El último coro está escrito en un inusual compás ternario, con un motivo de solo tres notas y una polifonía de extrema sencillez. Nada que pudiera sonar a la levedad del minueto lento que es. El coral que concluye la Pasión («Señor, a mi muerte, deja que tu querido ángel lleve mi alma al seno de Abraham») fue cambiado por Bach varias veces hasta recuperar la simplicidad litúrgica original. Su melodía estaba ya en los repertorios organísticos de finales del XVI; su texto, en el himno coetáneo de Martin Schalling. Un eco de la «tensión plateada»en la música renacentista de Palestrina: la fuerza de los primitivos avanzando hacia el equilibrio del futuro, sin alcanzarlo por fortuna (ilustración del pintor Hernán Cortés en visita amistosamente guiada a la exposición de Chardin en el Museo del Prado). Engastada en un oratorio barroco, dominada por el maestro, aquella tensión se relaja para articular un lenguaje pausado e inteligible que en San Juan nos habla del verbo hecho carne hasta rendir su último aliento. Una oración antigua. La música se disuelve en la palabra, humana y divina a la vez; el genio, en el anonimato de este valle de lágrimas. La obra deja en el alma un poso de consuelo que no hay medio «técnico» de explicar. ¿Cuál es el referente de esta música? ¿Dónde estaba antes su metáfora sonora de un mundo ordenado?

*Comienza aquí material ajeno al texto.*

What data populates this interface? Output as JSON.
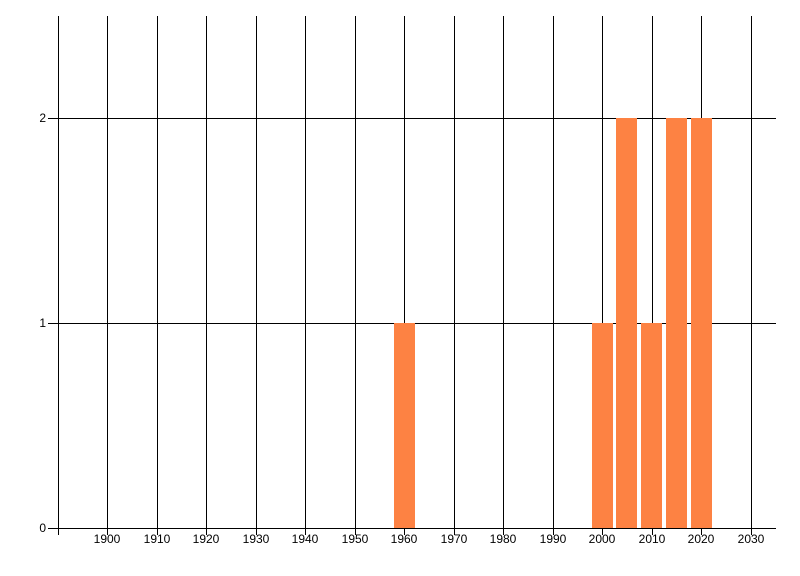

Racionalidad y orden son componentes esenciales de la música de Bach que la conectan con la modernidad, como han señalado Max Weber y Adorno. Además, la brillantez de la invención, muy por encima de la mecánica de recursos aprendidos que tantas veces anima la composición musical, aumentó su valoración en el romanticismo. El triunfo de la subjetividad desde una perspectiva humanista y poética. Ignoramos hasta qué punto Bach fue consciente de su superioridad; pero apenas pudo sacarle provecho. Tampoco pareció importarle mucho, resignado ante la tarea improbable de mejorar una economía familiar azarosa. Gracias a sus anotaciones manuscritas en los viejos volúmenes de una Biblia luterana sabemos que Bach creía que el corazón del hombre no tiene el control ni de las emociones ni de la vida, que la música es parte del orden natural, y que el trabajo bien hecho es una vía de aproximación a Dios. Seamos o no capaces de reconstruir su escenario histórico o teológico, Bach nos ha legado un hermoso jeroglífico, en la feliz imagen de Diderot, para este mundo ruidoso y desmembrado.

Por Antonio Hernández-Gil, decano del Colegio de Abogados de Madrid.